LAS VEGAS (AP) — A man who previously served prison time for bank robbery has been accused of covering his face with black makeup during a $23,000 armed robbery of a Las Vegas Strip casino cashier earlier this year.

The cashier at the New York-New York resort, who wasn’t hurt in the January holdup, initially described the man as black but later said his skin tone was irregular and “blotchy,” according to a criminal complaint.

Cameron James Kennedy, 26, of Las Vegas, has been charged with robbery and could face 20 years in prison.
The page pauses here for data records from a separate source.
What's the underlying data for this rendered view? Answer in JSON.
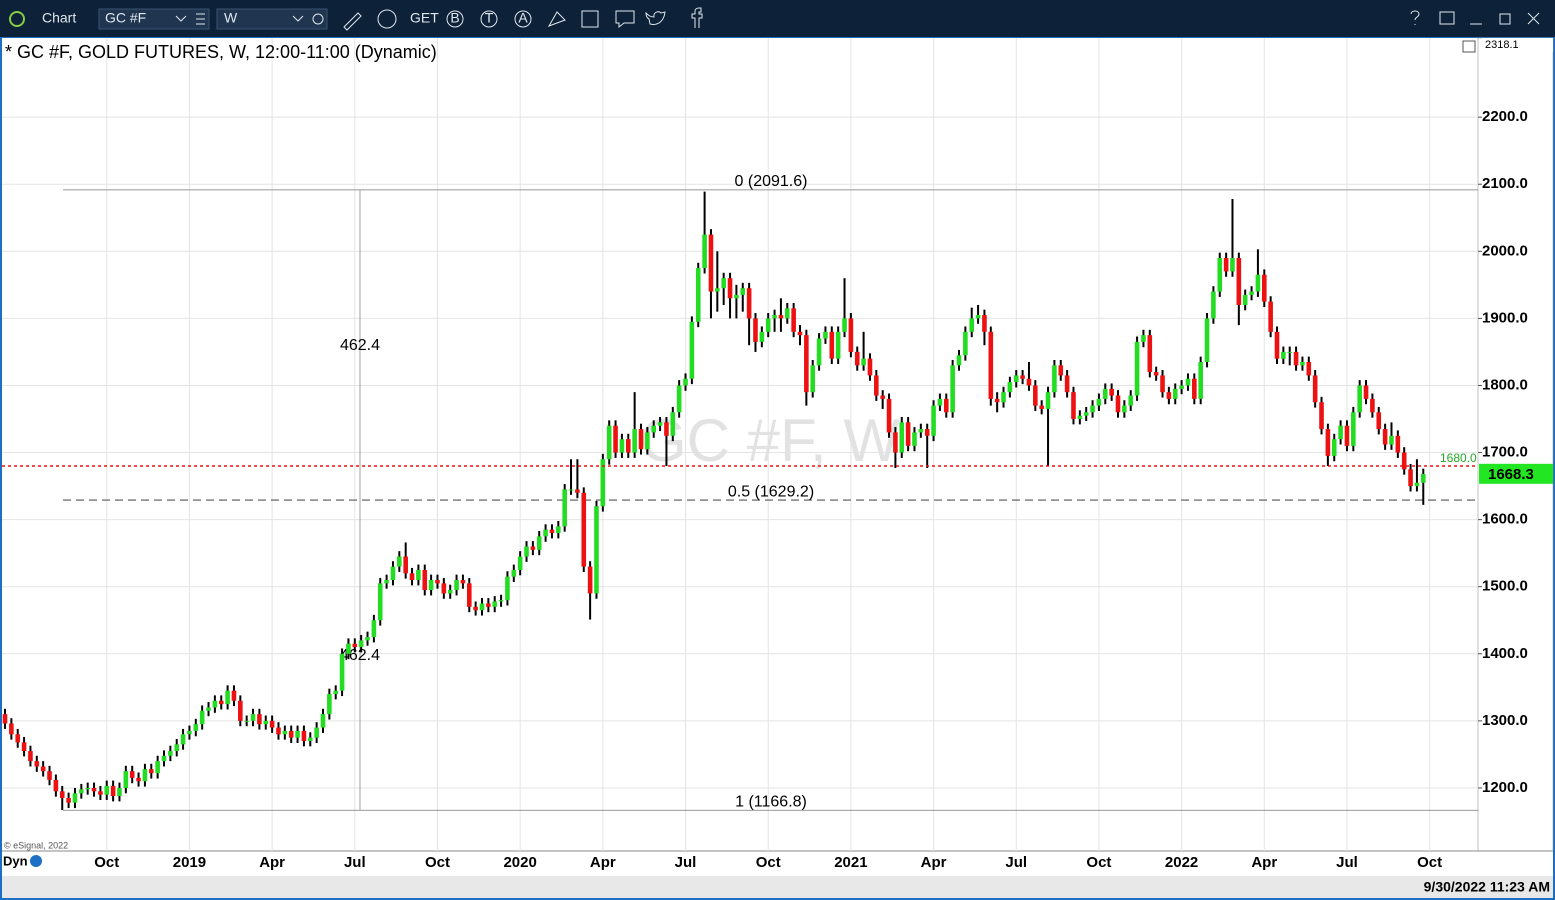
{
  "toolbar": {
    "app": "Chart",
    "symbol": "GC #F",
    "interval": "W",
    "get": "GET",
    "icons": [
      "B",
      "T",
      "A"
    ]
  },
  "footer": {
    "dyn": "Dyn",
    "copyright": "© eSignal, 2022",
    "timestamp": "9/30/2022 11:23 AM"
  },
  "chart_data": {
    "type": "candlestick",
    "title": "* GC #F, GOLD FUTURES, W, 12:00-11:00 (Dynamic)",
    "watermark": "GC #F, W",
    "axis_top_label": "2318.1",
    "up_color": "#22dd22",
    "down_color": "#ee1111",
    "wick_color": "#000000",
    "grid": true,
    "ylim": [
      1106,
      2318
    ],
    "yticks": [
      {
        "value": 1200,
        "label": "1200.0"
      },
      {
        "value": 1300,
        "label": "1300.0"
      },
      {
        "value": 1400,
        "label": "1400.0"
      },
      {
        "value": 1500,
        "label": "1500.0"
      },
      {
        "value": 1600,
        "label": "1600.0"
      },
      {
        "value": 1700,
        "label": "1700.0"
      },
      {
        "value": 1800,
        "label": "1800.0"
      },
      {
        "value": 1900,
        "label": "1900.0"
      },
      {
        "value": 2000,
        "label": "2000.0"
      },
      {
        "value": 2100,
        "label": "2100.0"
      },
      {
        "value": 2200,
        "label": "2200.0"
      }
    ],
    "categories": [
      null,
      null,
      null,
      null,
      null,
      null,
      null,
      null,
      null,
      null,
      null,
      null,
      null,
      null,
      null,
      null,
      "Oct",
      null,
      null,
      null,
      null,
      null,
      null,
      null,
      null,
      null,
      null,
      null,
      null,
      "2019",
      null,
      null,
      null,
      null,
      null,
      null,
      null,
      null,
      null,
      null,
      null,
      null,
      "Apr",
      null,
      null,
      null,
      null,
      null,
      null,
      null,
      null,
      null,
      null,
      null,
      null,
      "Jul",
      null,
      null,
      null,
      null,
      null,
      null,
      null,
      null,
      null,
      null,
      null,
      null,
      "Oct",
      null,
      null,
      null,
      null,
      null,
      null,
      null,
      null,
      null,
      null,
      null,
      null,
      "2020",
      null,
      null,
      null,
      null,
      null,
      null,
      null,
      null,
      null,
      null,
      null,
      null,
      "Apr",
      null,
      null,
      null,
      null,
      null,
      null,
      null,
      null,
      null,
      null,
      null,
      null,
      "Jul",
      null,
      null,
      null,
      null,
      null,
      null,
      null,
      null,
      null,
      null,
      null,
      null,
      "Oct",
      null,
      null,
      null,
      null,
      null,
      null,
      null,
      null,
      null,
      null,
      null,
      null,
      "2021",
      null,
      null,
      null,
      null,
      null,
      null,
      null,
      null,
      null,
      null,
      null,
      null,
      "Apr",
      null,
      null,
      null,
      null,
      null,
      null,
      null,
      null,
      null,
      null,
      null,
      null,
      "Jul",
      null,
      null,
      null,
      null,
      null,
      null,
      null,
      null,
      null,
      null,
      null,
      null,
      "Oct",
      null,
      null,
      null,
      null,
      null,
      null,
      null,
      null,
      null,
      null,
      null,
      null,
      "2022",
      null,
      null,
      null,
      null,
      null,
      null,
      null,
      null,
      null,
      null,
      null,
      null,
      "Apr",
      null,
      null,
      null,
      null,
      null,
      null,
      null,
      null,
      null,
      null,
      null,
      null,
      "Jul",
      null,
      null,
      null,
      null,
      null,
      null,
      null,
      null,
      null,
      null,
      null,
      null,
      "Oct"
    ],
    "open": [
      1310,
      1296,
      1280,
      1268,
      1255,
      1240,
      1232,
      1225,
      1212,
      1195,
      1185,
      1178,
      1192,
      1198,
      1200,
      1195,
      1190,
      1203,
      1188,
      1200,
      1225,
      1215,
      1210,
      1228,
      1222,
      1240,
      1248,
      1255,
      1265,
      1280,
      1285,
      1295,
      1315,
      1320,
      1330,
      1325,
      1345,
      1330,
      1300,
      1300,
      1310,
      1295,
      1300,
      1290,
      1280,
      1285,
      1275,
      1285,
      1270,
      1275,
      1290,
      1310,
      1340,
      1345,
      1400,
      1415,
      1410,
      1420,
      1425,
      1450,
      1505,
      1510,
      1530,
      1545,
      1520,
      1510,
      1525,
      1495,
      1510,
      1505,
      1490,
      1495,
      1510,
      1505,
      1470,
      1465,
      1475,
      1470,
      1478,
      1480,
      1515,
      1525,
      1545,
      1560,
      1555,
      1575,
      1585,
      1580,
      1590,
      1645,
      1645,
      1640,
      1530,
      1490,
      1620,
      1690,
      1740,
      1700,
      1720,
      1700,
      1735,
      1705,
      1730,
      1740,
      1745,
      1725,
      1760,
      1800,
      1810,
      1895,
      1975,
      2025,
      1940,
      1945,
      1960,
      1930,
      1935,
      1945,
      1900,
      1865,
      1880,
      1900,
      1905,
      1900,
      1915,
      1880,
      1875,
      1790,
      1830,
      1870,
      1880,
      1840,
      1880,
      1900,
      1850,
      1830,
      1840,
      1815,
      1785,
      1780,
      1730,
      1700,
      1745,
      1710,
      1730,
      1735,
      1725,
      1770,
      1780,
      1760,
      1830,
      1845,
      1880,
      1900,
      1905,
      1880,
      1780,
      1775,
      1790,
      1805,
      1815,
      1810,
      1800,
      1770,
      1765,
      1790,
      1830,
      1815,
      1790,
      1750,
      1755,
      1760,
      1770,
      1780,
      1795,
      1785,
      1760,
      1770,
      1785,
      1865,
      1875,
      1820,
      1815,
      1790,
      1780,
      1795,
      1800,
      1810,
      1780,
      1835,
      1900,
      1940,
      1990,
      1970,
      1990,
      1920,
      1935,
      1940,
      1965,
      1925,
      1880,
      1840,
      1850,
      1850,
      1830,
      1835,
      1815,
      1775,
      1735,
      1695,
      1720,
      1740,
      1710,
      1760,
      1800,
      1780,
      1760,
      1735,
      1712,
      1725,
      1700,
      1675,
      1650,
      1655,
      null
    ],
    "high": [
      1318,
      1304,
      1288,
      1276,
      1263,
      1248,
      1240,
      1233,
      1220,
      1203,
      1193,
      1200,
      1206,
      1208,
      1208,
      1203,
      1211,
      1211,
      1208,
      1233,
      1233,
      1223,
      1236,
      1236,
      1248,
      1256,
      1263,
      1273,
      1288,
      1293,
      1303,
      1323,
      1328,
      1338,
      1338,
      1353,
      1353,
      1338,
      1308,
      1318,
      1318,
      1308,
      1308,
      1298,
      1293,
      1293,
      1293,
      1293,
      1283,
      1298,
      1318,
      1348,
      1353,
      1408,
      1423,
      1423,
      1428,
      1433,
      1458,
      1513,
      1518,
      1538,
      1553,
      1566,
      1528,
      1533,
      1533,
      1518,
      1518,
      1513,
      1503,
      1518,
      1518,
      1513,
      1478,
      1483,
      1483,
      1486,
      1488,
      1523,
      1533,
      1553,
      1568,
      1568,
      1583,
      1593,
      1593,
      1598,
      1653,
      1690,
      1690,
      1648,
      1538,
      1628,
      1698,
      1748,
      1748,
      1728,
      1728,
      1790,
      1743,
      1738,
      1748,
      1753,
      1753,
      1768,
      1808,
      1818,
      1903,
      1983,
      2089,
      2033,
      2000,
      1968,
      1968,
      1950,
      1953,
      1953,
      1908,
      1888,
      1908,
      1913,
      1930,
      1923,
      1923,
      1890,
      1883,
      1838,
      1878,
      1888,
      1888,
      1888,
      1960,
      1908,
      1858,
      1880,
      1848,
      1823,
      1793,
      1788,
      1738,
      1753,
      1753,
      1738,
      1743,
      1743,
      1778,
      1788,
      1788,
      1838,
      1853,
      1888,
      1916,
      1920,
      1913,
      1888,
      1790,
      1798,
      1813,
      1823,
      1823,
      1835,
      1808,
      1778,
      1798,
      1838,
      1838,
      1823,
      1798,
      1763,
      1768,
      1778,
      1788,
      1803,
      1803,
      1793,
      1778,
      1793,
      1873,
      1883,
      1883,
      1828,
      1823,
      1798,
      1803,
      1808,
      1818,
      1818,
      1843,
      1908,
      1948,
      1998,
      1998,
      2078,
      1998,
      1943,
      1948,
      2003,
      1973,
      1933,
      1888,
      1858,
      1858,
      1858,
      1843,
      1843,
      1823,
      1783,
      1743,
      1728,
      1748,
      1748,
      1768,
      1808,
      1808,
      1788,
      1768,
      1743,
      1745,
      1733,
      1708,
      1683,
      1690,
      1676,
      null
    ],
    "low": [
      1288,
      1272,
      1260,
      1247,
      1232,
      1224,
      1217,
      1204,
      1187,
      1167,
      1170,
      1170,
      1184,
      1190,
      1187,
      1182,
      1182,
      1180,
      1180,
      1192,
      1207,
      1202,
      1202,
      1214,
      1214,
      1232,
      1240,
      1247,
      1257,
      1272,
      1277,
      1287,
      1307,
      1312,
      1317,
      1317,
      1322,
      1292,
      1292,
      1292,
      1287,
      1287,
      1282,
      1272,
      1272,
      1267,
      1267,
      1262,
      1262,
      1267,
      1282,
      1302,
      1332,
      1337,
      1392,
      1402,
      1402,
      1412,
      1417,
      1442,
      1497,
      1502,
      1522,
      1512,
      1502,
      1502,
      1487,
      1487,
      1497,
      1482,
      1482,
      1487,
      1497,
      1462,
      1457,
      1457,
      1462,
      1462,
      1470,
      1472,
      1507,
      1517,
      1537,
      1547,
      1547,
      1567,
      1572,
      1572,
      1582,
      1637,
      1632,
      1522,
      1451,
      1482,
      1612,
      1682,
      1692,
      1692,
      1692,
      1692,
      1697,
      1697,
      1722,
      1732,
      1680,
      1717,
      1752,
      1792,
      1802,
      1887,
      1967,
      1900,
      1910,
      1920,
      1900,
      1900,
      1910,
      1860,
      1850,
      1857,
      1872,
      1880,
      1880,
      1892,
      1872,
      1860,
      1770,
      1782,
      1822,
      1862,
      1832,
      1832,
      1872,
      1842,
      1822,
      1822,
      1807,
      1777,
      1765,
      1722,
      1677,
      1692,
      1702,
      1702,
      1722,
      1677,
      1717,
      1762,
      1752,
      1752,
      1822,
      1837,
      1872,
      1892,
      1860,
      1770,
      1760,
      1767,
      1782,
      1797,
      1802,
      1792,
      1762,
      1757,
      1680,
      1782,
      1807,
      1782,
      1742,
      1742,
      1747,
      1752,
      1762,
      1772,
      1777,
      1752,
      1752,
      1762,
      1777,
      1857,
      1812,
      1807,
      1782,
      1772,
      1772,
      1787,
      1792,
      1772,
      1772,
      1827,
      1892,
      1932,
      1962,
      1962,
      1890,
      1912,
      1927,
      1932,
      1917,
      1872,
      1832,
      1832,
      1830,
      1822,
      1822,
      1807,
      1767,
      1727,
      1680,
      1687,
      1712,
      1702,
      1702,
      1752,
      1772,
      1752,
      1727,
      1704,
      1704,
      1692,
      1667,
      1642,
      1642,
      1622,
      null
    ],
    "close": [
      1296,
      1280,
      1268,
      1255,
      1240,
      1232,
      1225,
      1212,
      1195,
      1185,
      1178,
      1192,
      1198,
      1200,
      1195,
      1190,
      1203,
      1188,
      1200,
      1225,
      1215,
      1210,
      1228,
      1222,
      1240,
      1248,
      1255,
      1265,
      1280,
      1285,
      1295,
      1315,
      1320,
      1330,
      1325,
      1345,
      1330,
      1300,
      1300,
      1310,
      1295,
      1300,
      1290,
      1280,
      1285,
      1275,
      1285,
      1270,
      1275,
      1290,
      1310,
      1340,
      1345,
      1400,
      1415,
      1410,
      1420,
      1425,
      1450,
      1505,
      1510,
      1530,
      1545,
      1520,
      1510,
      1525,
      1495,
      1510,
      1505,
      1490,
      1495,
      1510,
      1505,
      1470,
      1465,
      1475,
      1470,
      1478,
      1480,
      1515,
      1525,
      1545,
      1560,
      1555,
      1575,
      1585,
      1580,
      1590,
      1645,
      1645,
      1640,
      1530,
      1490,
      1620,
      1690,
      1740,
      1700,
      1720,
      1700,
      1735,
      1705,
      1730,
      1740,
      1745,
      1725,
      1760,
      1800,
      1810,
      1895,
      1975,
      2025,
      1940,
      1945,
      1960,
      1930,
      1935,
      1945,
      1900,
      1865,
      1880,
      1900,
      1905,
      1900,
      1915,
      1880,
      1875,
      1790,
      1830,
      1870,
      1880,
      1840,
      1880,
      1900,
      1850,
      1830,
      1840,
      1815,
      1785,
      1780,
      1730,
      1700,
      1745,
      1710,
      1730,
      1735,
      1725,
      1770,
      1780,
      1760,
      1830,
      1845,
      1880,
      1900,
      1905,
      1880,
      1780,
      1775,
      1790,
      1805,
      1815,
      1810,
      1800,
      1770,
      1765,
      1790,
      1830,
      1815,
      1790,
      1750,
      1755,
      1760,
      1770,
      1780,
      1795,
      1785,
      1760,
      1770,
      1785,
      1865,
      1875,
      1820,
      1815,
      1790,
      1780,
      1795,
      1800,
      1810,
      1780,
      1835,
      1900,
      1940,
      1990,
      1970,
      1990,
      1920,
      1935,
      1940,
      1965,
      1925,
      1880,
      1840,
      1850,
      1850,
      1830,
      1835,
      1815,
      1775,
      1735,
      1695,
      1720,
      1740,
      1710,
      1760,
      1800,
      1780,
      1760,
      1735,
      1712,
      1725,
      1700,
      1675,
      1650,
      1655,
      1668,
      null
    ],
    "fib_levels": [
      {
        "value": 2091.6,
        "label": "0 (2091.6)"
      },
      {
        "value": 1629.2,
        "label": "0.5 (1629.2)"
      },
      {
        "value": 1166.8,
        "label": "1 (1166.8)"
      }
    ],
    "measure": 462.4,
    "level": {
      "value": 1680,
      "label": "1680.0",
      "color": "#ee1111",
      "label_color": "#22aa22"
    },
    "last": {
      "value": 1668.3,
      "label": "1668.3",
      "color": "#22e622"
    }
  }
}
Kennedy was identified by his distinctive gold teeth, a tip from an anonymous person and accounts from an unidentified witness who told the FBI that Kennedy bought him a $1,000 prepaid debit card several weeks after the casino heist.

That man said Kennedy appeared to have wiped a dark substance from his face before he came to the man’s apartment a couple of hours after the early Jan. 10 casino robbery, according to court documents.

Kennedy appeared Monday in U.S. District Court in Las Vegas, where a judge ordered him held in federal custody until a March 26 court hearing.

A deputy federal public defender appointed to Kennedy’s case, Tiffany Nocon, did not immediately respond Tuesday to a telephone message seeking comment.

Kennedy was freed from prison last July after serving more than five years for two bank robberies in 2012, according to the criminal complaint.

He was on house arrest pending a hearing on an accusation that he forged a check in December in violation of supervised release. He is accused of cutting off a GPS monitor late Jan. 9, just before the heist.